No one is arguing the "all good" line

No, not anyone here. It briefly came up twice, though, mentioned as something that some nonspecific people out IRL are doing and that some people in the thread mentioned being annoyed by. Maybe it was nitpicky of me to comment on it, and if so, I'm truly sorry.


--There are identical twins who go in for the same line of work and have the same rate of success in it, but it's not so common as to mean that this is a predictable or probable outcome for a Lennon clone.--

--Identical twins have the same DNA and all, grow up coevally, and are usually raised in the same family, community, culture. They often turn out to be very different people.--

--What would make anyone think a clone of John Lennon "born" three quarters of century later in very different circumstances would be anything like the historical John Lennon?--


I thought I had addressed that in my original post. In the story, the clone would be brought up in an environment especially designed to encourage and develop the desired traits and behaviors and discourage the negative ones. But I'm a firm believer that a certain amount is born with us, and that a certain amount is shaped by environment. There are things my mother - and even people who haven't seen me since infancy - tell me about the way I was as a newborn that perfectly mesh with my adult personality.
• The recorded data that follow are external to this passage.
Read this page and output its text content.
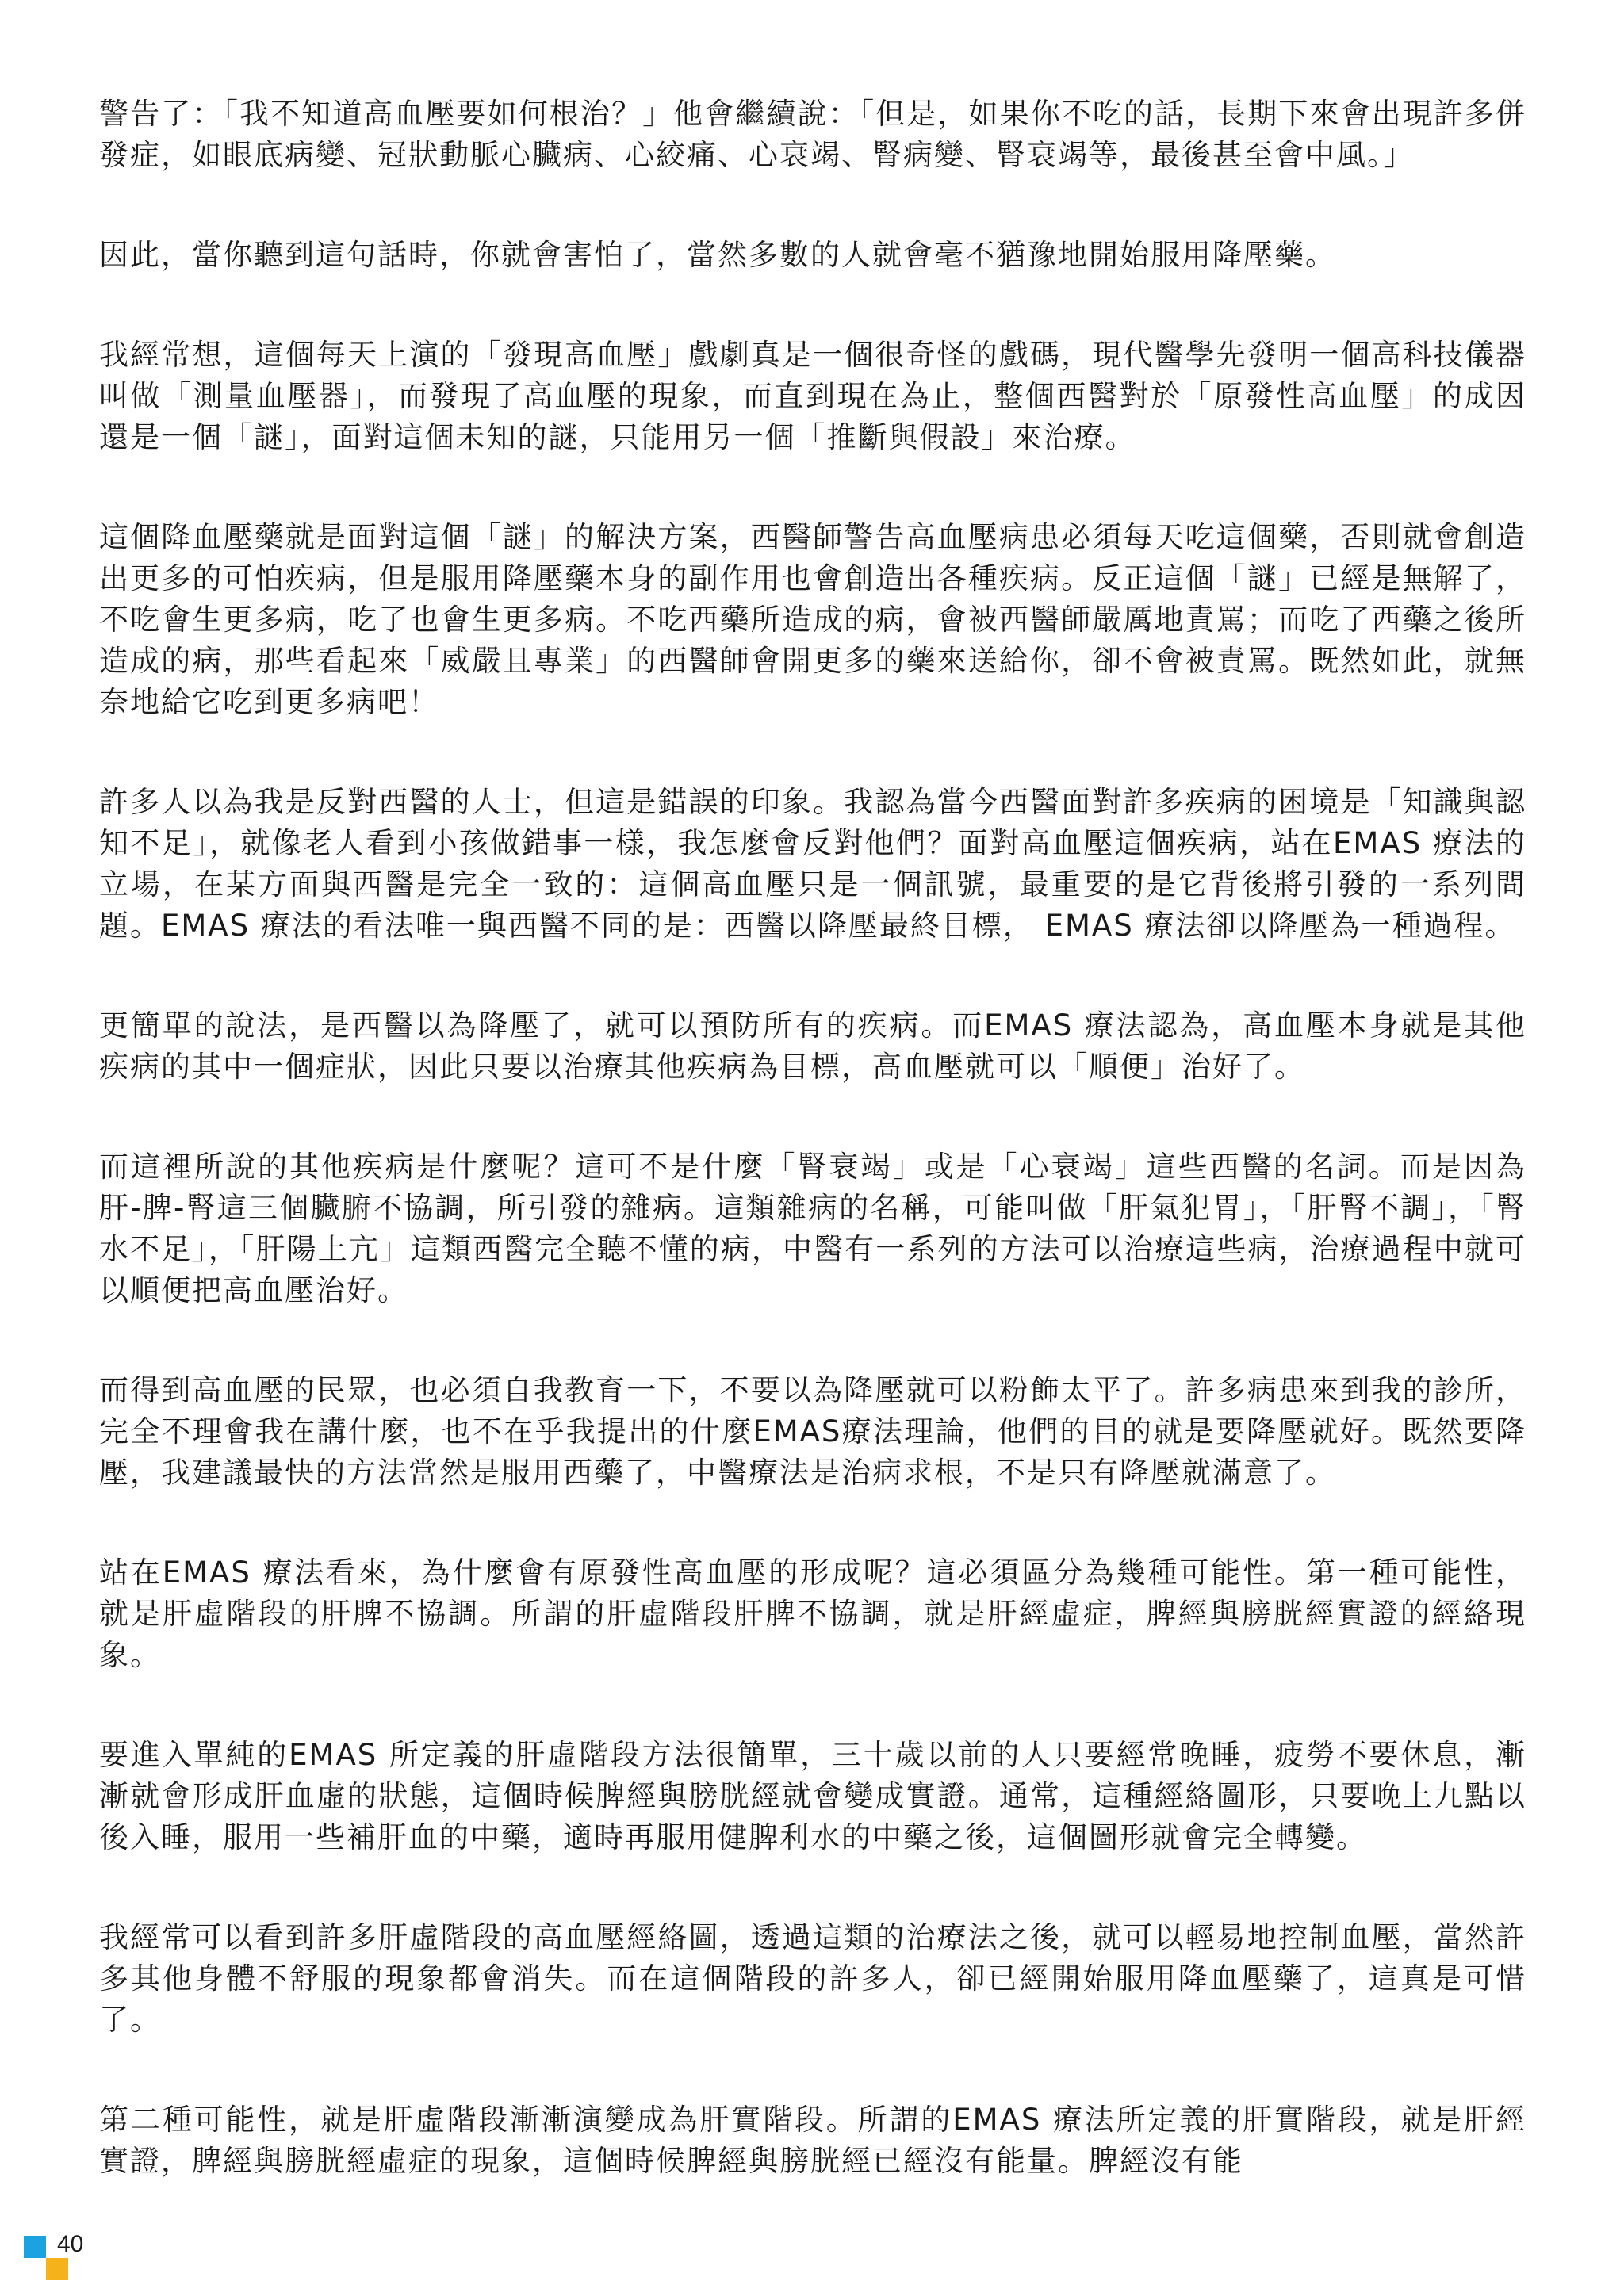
警告了：「我不知道高血壓要如何根治？」他會繼續說：「但是，如果你不吃的話，長期下來會出現許多併發症，如眼底病變、冠狀動脈心臟病、心絞痛、心衰竭、腎病變、腎衰竭等，最後甚至會中風。」

因此，當你聽到這句話時，你就會害怕了，當然多數的人就會毫不猶豫地開始服用降壓藥。

我經常想，這個每天上演的「發現高血壓」戲劇真是一個很奇怪的戲碼，現代醫學先發明一個高科技儀器叫做「測量血壓器」，而發現了高血壓的現象，而直到現在為止，整個西醫對於「原發性高血壓」的成因還是一個「謎」，面對這個未知的謎，只能用另一個「推斷與假設」來治療。

這個降血壓藥就是面對這個「謎」的解決方案，西醫師警告高血壓病患必須每天吃這個藥，否則就會創造出更多的可怕疾病，但是服用降壓藥本身的副作用也會創造出各種疾病。反正這個「謎」已經是無解了，不吃會生更多病，吃了也會生更多病。不吃西藥所造成的病，會被西醫師嚴厲地責罵；而吃了西藥之後所造成的病，那些看起來「威嚴且專業」的西醫師會開更多的藥來送給你，卻不會被責罵。既然如此，就無奈地給它吃到更多病吧！

許多人以為我是反對西醫的人士，但這是錯誤的印象。我認為當今西醫面對許多疾病的困境是「知識與認知不足」，就像老人看到小孩做錯事一樣，我怎麼會反對他們？面對高血壓這個疾病，站在EMAS 療法的立場，在某方面與西醫是完全一致的：這個高血壓只是一個訊號，最重要的是它背後將引發的一系列問題。EMAS 療法的看法唯一與西醫不同的是：西醫以降壓最終目標， EMAS 療法卻以降壓為一種過程。

更簡單的說法，是西醫以為降壓了，就可以預防所有的疾病。而EMAS 療法認為，高血壓本身就是其他疾病的其中一個症狀，因此只要以治療其他疾病為目標，高血壓就可以「順便」治好了。

而這裡所說的其他疾病是什麼呢？這可不是什麼「腎衰竭」或是「心衰竭」這些西醫的名詞。而是因為肝-脾-腎這三個臟腑不協調，所引發的雜病。這類雜病的名稱，可能叫做「肝氣犯胃」，「肝腎不調」，「腎水不足」，「肝陽上亢」這類西醫完全聽不懂的病，中醫有一系列的方法可以治療這些病，治療過程中就可以順便把高血壓治好。

而得到高血壓的民眾，也必須自我教育一下，不要以為降壓就可以粉飾太平了。許多病患來到我的診所，完全不理會我在講什麼，也不在乎我提出的什麼EMAS療法理論，他們的目的就是要降壓就好。既然要降壓，我建議最快的方法當然是服用西藥了，中醫療法是治病求根，不是只有降壓就滿意了。

站在EMAS 療法看來，為什麼會有原發性高血壓的形成呢？這必須區分為幾種可能性。第一種可能性，就是肝虛階段的肝脾不協調。所謂的肝虛階段肝脾不協調，就是肝經虛症，脾經與膀胱經實證的經絡現象。

要進入單純的EMAS 所定義的肝虛階段方法很簡單，三十歲以前的人只要經常晚睡，疲勞不要休息，漸漸就會形成肝血虛的狀態，這個時候脾經與膀胱經就會變成實證。通常，這種經絡圖形，只要晚上九點以後入睡，服用一些補肝血的中藥，適時再服用健脾利水的中藥之後，這個圖形就會完全轉變。

我經常可以看到許多肝虛階段的高血壓經絡圖，透過這類的治療法之後，就可以輕易地控制血壓，當然許多其他身體不舒服的現象都會消失。而在這個階段的許多人，卻已經開始服用降血壓藥了，這真是可惜了。

第二種可能性，就是肝虛階段漸漸演變成為肝實階段。所謂的EMAS 療法所定義的肝實階段，就是肝經實證，脾經與膀胱經虛症的現象，這個時候脾經與膀胱經已經沒有能量。脾經沒有能

40
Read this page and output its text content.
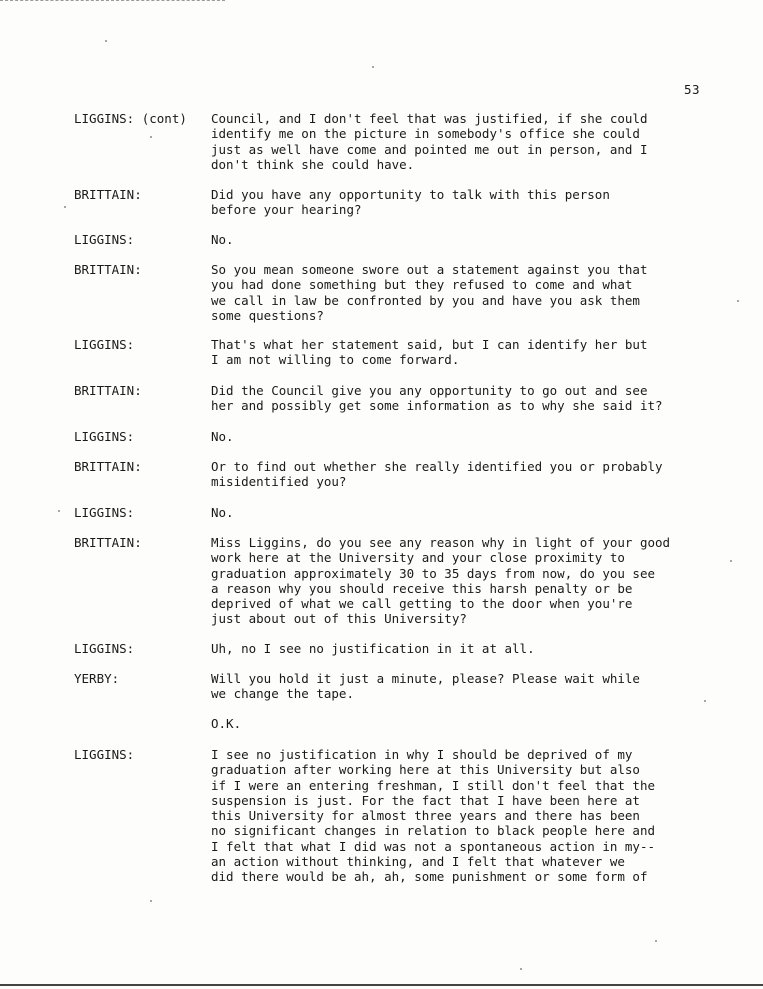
53
LIGGINS: (cont) Council, and I don't feel that was justified, if she could
identify me on the picture in somebody's office she could
just as well have come and pointed me out in person, and I
don't think she could have.
BRITTAIN:	Did you have any opportunity to talk with this person
before your hearing?
LIGGINS:	No.
BRITTAIN:	So you mean someone swore out a statement against you that
you had done something but they refused to come and what
we call in law be confronted by you and have you ask them
some questions?
LIGGINS:	That's what her statement said, but I can identify her but
I am not willing to come forward.
BRITTAIN:	Did the Council give you any opportunity to go out and see
her and possibly get some information as to why she said it?
LIGGINS:	No.
BRITTAIN:	Or to find out whether she really identified you or probably
misidentified you?
LIGGINS:	No.
BRITTAIN:	Miss Liggins, do you see any reason why in light of your good
work here at the University and your close proximity to
graduation approximately 30 to 35 days from now, do you see
a reason why you should receive this harsh penalty or be
deprived of what we call getting to the door when you're
just about out of this University?
LIGGINS:	Uh, no I see no justification in it at all.
YERBY:	Will you hold it just a minute, please? Please wait while
we change the tape.
O.K.
LIGGINS:	I see no justification in why I should be deprived of my
graduation after working here at this University but also
if I were an entering freshman, I still don't feel that the
suspension is just. For the fact that I have been here at
this University for almost three years and there has been
no significant changes in relation to black people here and
I felt that what I did was not a spontaneous action in my--
an action without thinking, and I felt that whatever we
did there would be ah, ah, some punishment or some form of
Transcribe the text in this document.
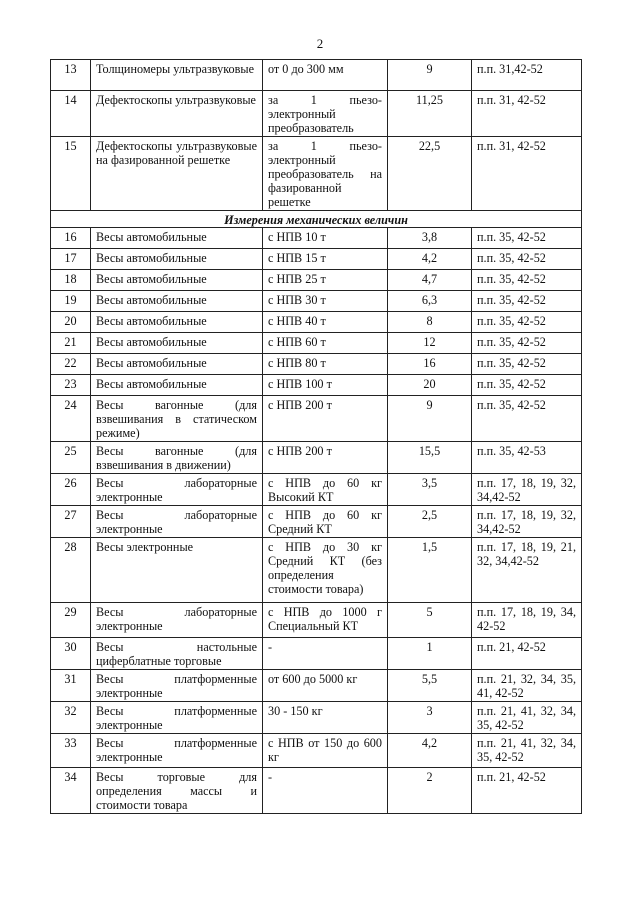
2
13	Толщиномеры ультразвуковые	от 0 до 300 мм	9	п.п. 31,42-52
14	Дефектоскопы ультразвуковые	за 1 пьезо-электронный преобразователь	11,25	п.п. 31, 42-52
15	Дефектоскопы ультразвуковые на фазированной решетке	за 1 пьезо-электронный преобразователь на фазированной решетке	22,5	п.п. 31, 42-52
Измерения механических величин				
16	Весы автомобильные	с НПВ 10 т	3,8	п.п. 35, 42-52
17	Весы автомобильные	с НПВ 15 т	4,2	п.п. 35, 42-52
18	Весы автомобильные	с НПВ 25 т	4,7	п.п. 35, 42-52
19	Весы автомобильные	с НПВ 30 т	6,3	п.п. 35, 42-52
20	Весы автомобильные	с НПВ 40 т	8	п.п. 35, 42-52
21	Весы автомобильные	с НПВ 60 т	12	п.п. 35, 42-52
22	Весы автомобильные	с НПВ 80 т	16	п.п. 35, 42-52
23	Весы автомобильные	с НПВ 100 т	20	п.п. 35, 42-52
24	Весы вагонные (для взвешивания в статическом режиме)	с НПВ 200 т	9	п.п. 35, 42-52
25	Весы вагонные (для взвешивания в движении)	с НПВ 200 т	15,5	п.п. 35, 42-53
26	Весы лабораторные электронные	с НПВ до 60 кг Высокий КТ	3,5	п.п. 17, 18, 19, 32, 34,42-52
27	Весы лабораторные электронные	с НПВ до 60 кг Средний КТ	2,5	п.п. 17, 18, 19, 32, 34,42-52
28	Весы электронные	с НПВ до 30 кг Средний КТ (без определения стоимости товара)	1,5	п.п. 17, 18, 19, 21, 32, 34,42-52
29	Весы лабораторные электронные	с НПВ до 1000 г Специальный КТ	5	п.п. 17, 18, 19, 34, 42-52
30	Весы настольные циферблатные торговые	-	1	п.п. 21, 42-52
31	Весы платформенные электронные	от 600 до 5000 кг	5,5	п.п. 21, 32, 34, 35, 41, 42-52
32	Весы платформенные электронные	30 - 150 кг	3	п.п. 21, 41, 32, 34, 35, 42-52
33	Весы платформенные электронные	с НПВ от 150 до 600 кг	4,2	п.п. 21, 41, 32, 34, 35, 42-52
34	Весы торговые для определения массы и стоимости товара	-	2	п.п. 21, 42-52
The data on identical twins reared apart suggests that differences in subjects may be due to environment, while similarities may be due to genetics. But, then again, the Minnesota Study is the only one of its size, scope, and length going on, so there may not be enough corroboration out there for everybody.

Sure, you could write the same sort of story about a completely fictional Joe Schmoe, but the tooth giveaway angle, and the impression I've always had that Lennon was at least trying to turn some parts of his screwed-up life around when he died, just happened to appeal to me.

(Also, Mom and her twin are always denying the things that are alike about them, and it's freaking adorable.)
posted by The Underpants Monster at 11:34 AM on August 21, 2013


That really doesn't jibe with anything I've read about their relationship,

thankyouthankyouohthankyou.
posted by ricochet biscuit at 12:37 PM on August 21, 2013


"Last night the wife said, 'Oh boy, when you're dead, you don't take nothin' with you but your soul.' THINK."
posted by Seekerofsplendor at 1:02 PM on August 21, 2013 [1 favorite]


Christ, you know it ain't easy
You know how hard it can be.
The way things are going
They're gonna crucify me.


Like all of us, Lennon had a dark side.
He, at least, faced up to that.
Looks like its time for the rest of us.

Hey! you got to hide your love away
posted by Twang at 2:03 PM on August 21, 2013


I just wonder what Stephen King would make of all this.